Small ncRNAs induce growth factor expression. A, C, and E, qPCR measurement of FGF2, HBEGF, and VEGFC from cDNA created from 500 ng of RNA isolated from NHEK cells 24 h after the addition of 1.0 μg/ml ncRNA U1 (U1), 1.75 μm LL-37 (LL), or co-treatment with 1.0 μg/ml ncRNA U1 and 1.75 μm LL-37 (LL/U1). B, D, and E, ELISA of supernatant of fibroblasts treated in E and F. p values were calculated by one-way analysis of variance. Data are mean ± S.D. of biological replicates, n = 3, and are representative data from at least two independent experiments (ELISAs) or from four independent experiments (qPCR). Samples not detected by ELISA are indicated by the abbreviation N.D. Error bars represent S.D.

FIGURE 6.

LL-37 affects multiple signal pathways and has synergy with poly(I:C) in stimulating the NF-κB pathway.
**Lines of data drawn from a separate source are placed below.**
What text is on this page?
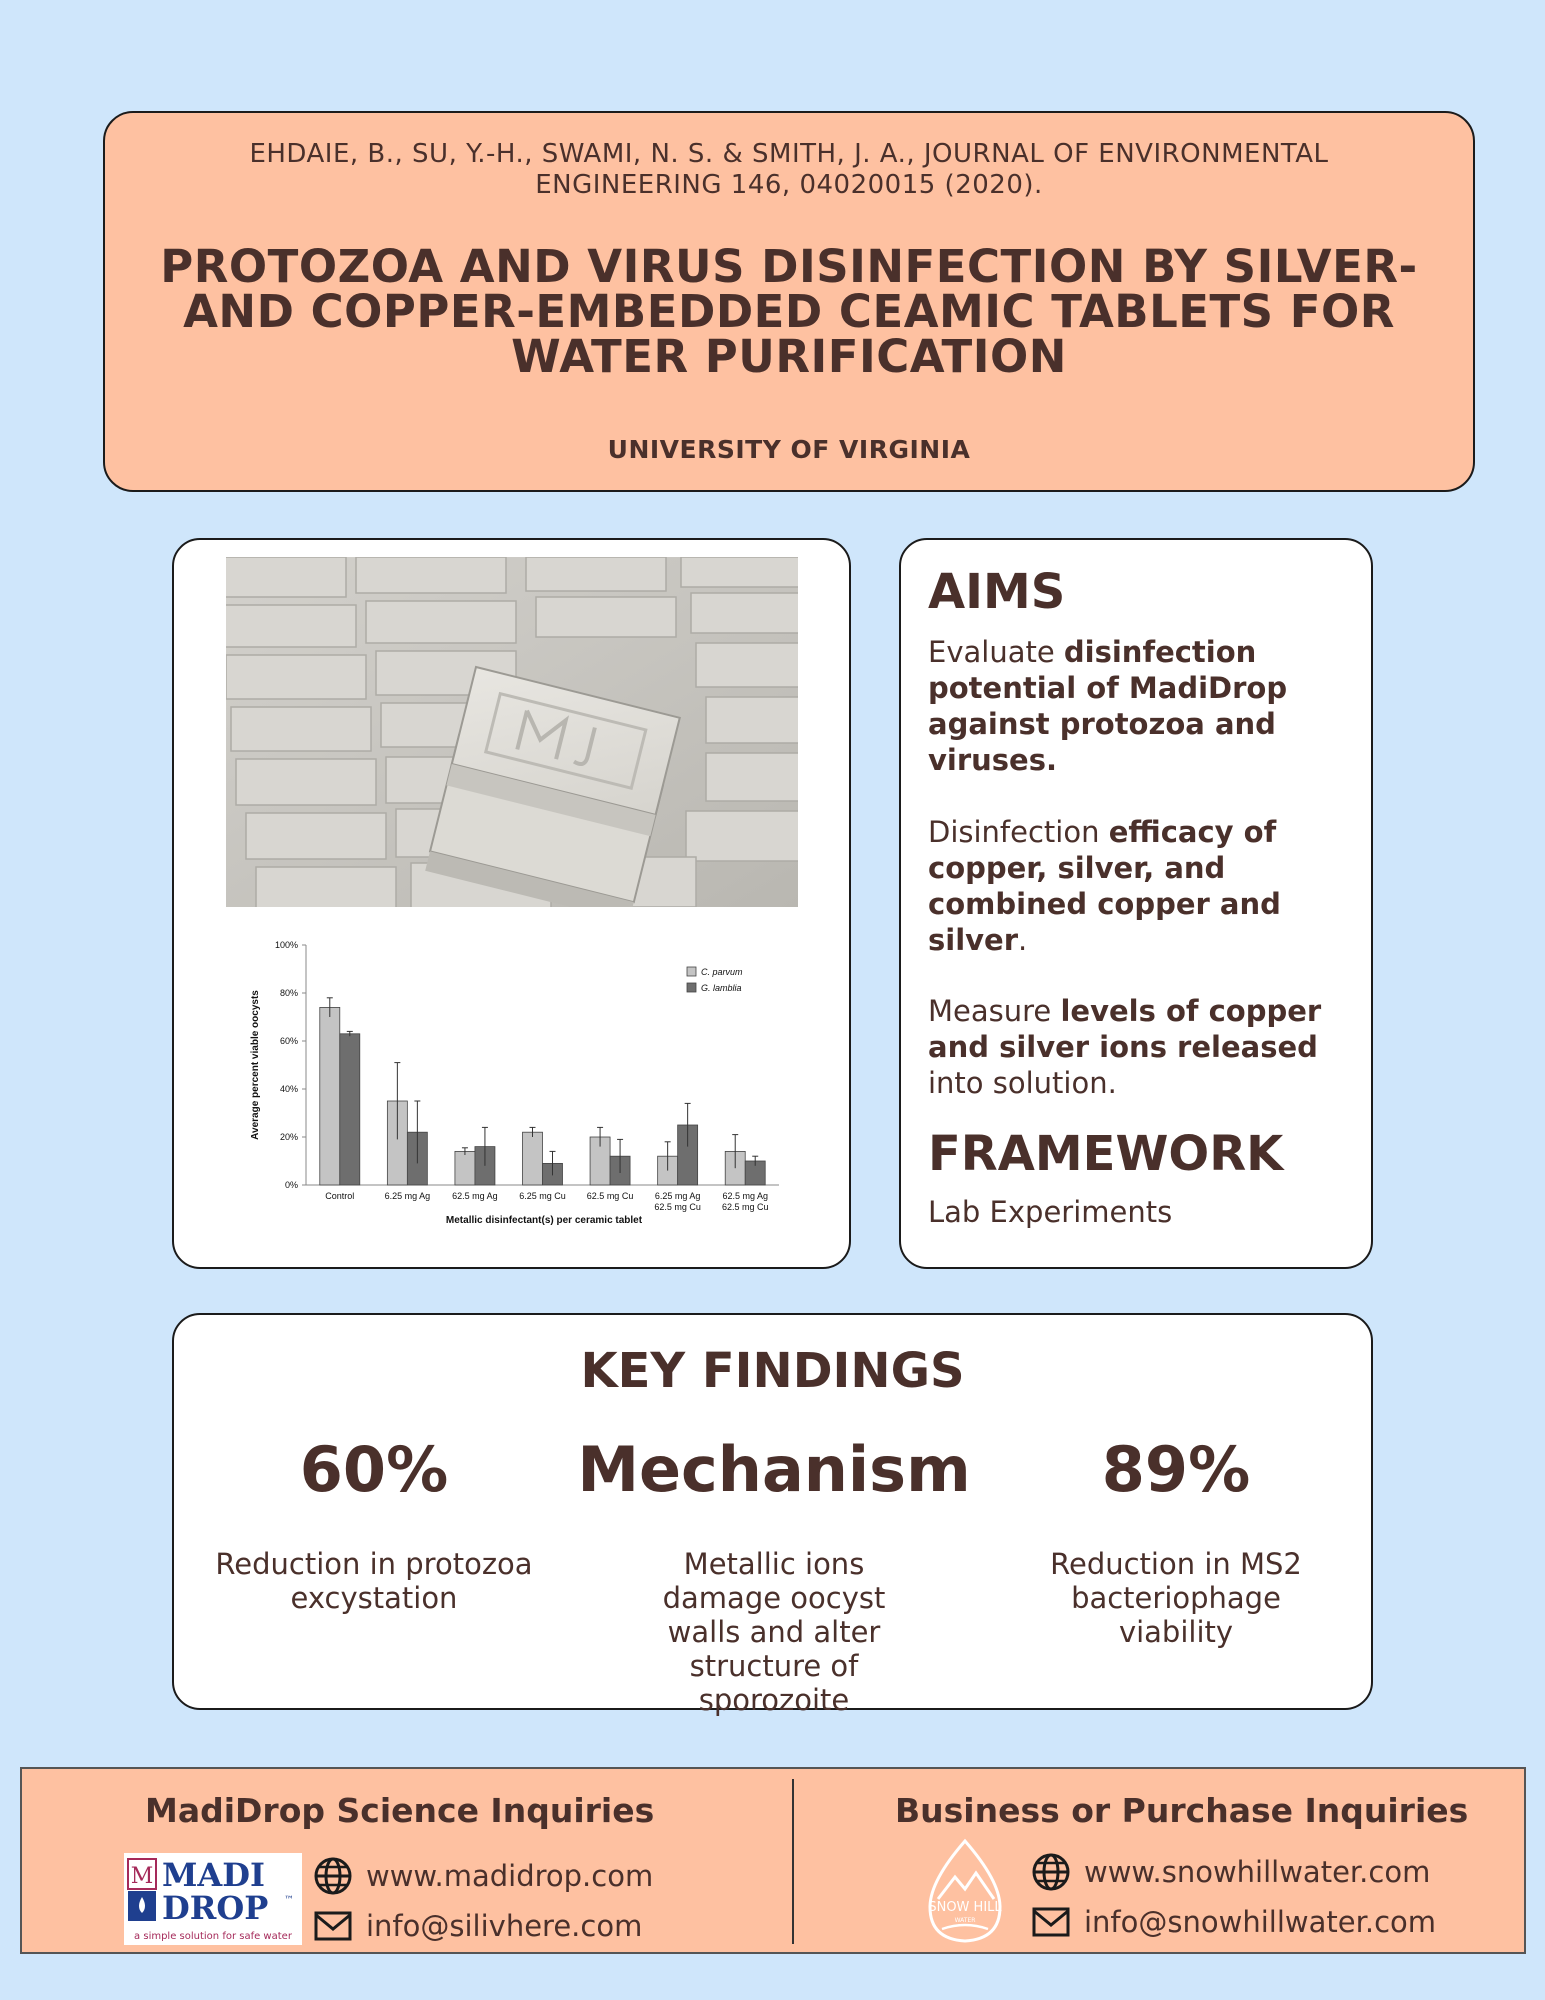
EHDAIE, B., SU, Y.-H., SWAMI, N. S. & SMITH, J. A., JOURNAL OF ENVIRONMENTAL ENGINEERING 146, 04020015 (2020).
PROTOZOA AND VIRUS DISINFECTION BY SILVER- AND COPPER-EMBEDDED CEAMIC TABLETS FOR WATER PURIFICATION
UNIVERSITY OF VIRGINIA
0%
20%
40%
60%
80%
100%
Control	6.25 mg Ag 62.5 mg Ag 6.25 mg Cu 62.5 mg Cu 6.25 mg Ag
62.5 mg Cu
62.5 mg Ag
62.5 mg Cu
Average percent viable oocysts
Metallic disinfectant(s) per ceramic tablet
C. parvum
G. lamblia
AIMS
Evaluate disinfection potential of MadiDrop against protozoa and viruses.
Disinfection efficacy of copper, silver, and combined copper and silver.
Measure levels of copper and silver ions released into solution.
FRAMEWORK
Lab Experiments
KEY FINDINGS
60%
Reduction in protozoa excystation
Mechanism
Metallic ions damage oocyst walls and alter structure of sporozoite
89%
Reduction in MS2 bacteriophage viability
MadiDrop Science Inquiries	Business or Purchase Inquiries
M MADI
DROP ™
a simple solution for safe water
www.madidrop.com
info@silivhere.com
SNOW HILL
WATER
www.snowhillwater.com
info@snowhillwater.com
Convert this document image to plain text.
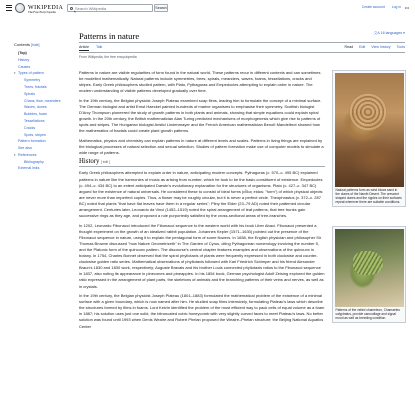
WIKIPEDIA
The Free Encyclopedia
Search Wikipedia	Search	Create account Log in •••
Contents [hide]
(Top)
History
Causes
▾ Types of pattern
Symmetry
Trees, fractals
Spirals
Chaos, flow, meanders
Waves, dunes
Bubbles, foam
Tessellations
Cracks
Spots, stripes
Pattern formation
See also
▾ References
Bibliography
External links
Patterns in nature	文A 16 languages ▾
Article Talk	Read Edit View history Tools
From Wikipedia, the free encyclopedia

Patterns in nature are visible regularities of form found in the natural world. These patterns recur in different contexts and can sometimes be modelled mathematically. Natural patterns include symmetries, trees, spirals, meanders, waves, foams, tessellations, cracks and stripes. Early Greek philosophers studied pattern, with Plato, Pythagoras and Empedocles attempting to explain order in nature. The modern understanding of visible patterns developed gradually over time.

In the 19th century, the Belgian physicist Joseph Plateau examined soap films, leading him to formulate the concept of a minimal surface. The German biologist and artist Ernst Haeckel painted hundreds of marine organisms to emphasise their symmetry. Scottish biologist D'Arcy Thompson pioneered the study of growth patterns in both plants and animals, showing that simple equations could explain spiral growth. In the 20th century, the British mathematician Alan Turing predicted mechanisms of morphogenesis which give rise to patterns of spots and stripes. The Hungarian biologist Aristid Lindenmayer and the French American mathematician Benoît Mandelbrot showed how the mathematics of fractals could create plant growth patterns.

Mathematics, physics and chemistry can explain patterns in nature at different levels and scales. Patterns in living things are explained by the biological processes of natural selection and sexual selection. Studies of pattern formation make use of computer models to simulate a wide range of patterns.

History [ edit ]

Early Greek philosophers attempted to explain order in nature, anticipating modern concepts. Pythagoras (c. 570–c. 495 BC) explained patterns in nature like the harmonies of music as arising from number, which he took to be the basic constituent of existence. Empedocles (c. 494–c. 434 BC) to an extent anticipated Darwin's evolutionary explanation for the structures of organisms. Plato (c. 427–c. 347 BC) argued for the existence of natural universals. He considered these to consist of ideal forms (εἶδος eidos: "form") of which physical objects are never more than imperfect copies. Thus, a flower may be roughly circular, but it is never a perfect circle. Theophrastus (c. 372–c. 287 BC) noted that plants "that have flat leaves have them in a regular series"; Pliny the Elder (23–79 AD) noted their patterned circular arrangement. Centuries later, Leonardo da Vinci (1452–1519) noted the spiral arrangement of leaf patterns, that tree trunks gain successive rings as they age, and proposed a rule purportedly satisfied by the cross-sectional areas of tree-branches.

In 1202, Leonardo Fibonacci introduced the Fibonacci sequence to the western world with his book Liber Abaci. Fibonacci presented a thought experiment on the growth of an idealized rabbit population. Johannes Kepler (1571–1630) pointed out the presence of the Fibonacci sequence in nature, using it to explain the pentagonal form of some flowers. In 1658, the English physician and philosopher Sir Thomas Browne discussed "how Nature Geometrizeth" in The Garden of Cyrus, citing Pythagorean numerology involving the number 5, and the Platonic form of the quincunx pattern. The discourse's central chapter features examples and observations of the quincunx in botany. In 1754, Charles Bonnet observed that the spiral phyllotaxis of plants were frequently expressed in both clockwise and counter-clockwise golden ratio series. Mathematical observations of phyllotaxis followed with Karl Friedrich Schimper and his friend Alexander Braun's 1830 and 1830 work, respectively; Auguste Bravais and his brother Louis connected phyllotaxis ratios to the Fibonacci sequence in 1837, also noting its appearance in pinecones and pineapples. In his 1854 book, German psychologist Adolf Zeising explored the golden ratio expressed in the arrangement of plant parts, the skeletons of animals and the branching patterns of their veins and nerves, as well as in crystals.

In the 19th century, the Belgian physicist Joseph Plateau (1801–1883) formulated the mathematical problem of the existence of a minimal surface with a given boundary, which is now named after him. He studied soap films intensively, formulating Plateau's laws which describe the structures formed by films in foams. Lord Kelvin identified the problem of the most efficient way to pack cells of equal volume as a foam in 1887; his solution uses just one solid, the bitruncated cubic honeycomb with very slightly curved faces to meet Plateau's laws. No better solution was found until 1993 when Denis Weaire and Robert Phelan proposed the Weaire–Phelan structure; the Beijing National Aquatics Center

Natural patterns form as wind blows sand in the dunes of the Namib Desert. The crescent shaped dunes and the ripples on their surfaces repeat wherever there are suitable conditions.
Patterns of the veiled chameleon, Chamaeleo calyptratus, provide camouflage and signal mood as well as breeding condition.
A, keratinocytes were pretreated with LL-37 followed by stimulation with poly(I:C) for 2 h before cells were harvested for immunoblotting analyses using antibodies against phosphorylated and total forms of the following proteins: p38, AKT, IKK, NF-κB, and ERK. B–E, keratinocytes were preincubated with either p38, IKK, EGFR, or an endosomal inhibitor for 30 min prior to stimulation with 4 μm LL-37 (LL) and 0.1 μg/ml poly(I:C) (P(I:C)) for 16 h before RNA was isolated and FGF2 mRNA was quantified via qPCR. F–I, siRNA knockdown was performed on keratinocytes 72 h before stimulation with 4 μm LL-37 and 0.1 μg/ml poly(I:C) for 16 h before cells were collected, RNA was isolated, and qPCR measurements were performed. p values were calculated by two-way analysis of variance. Data are mean ± S.D. of biological replicates, n = 3, and are representative data from at least two or more independent experiments. Error bars represent S.D.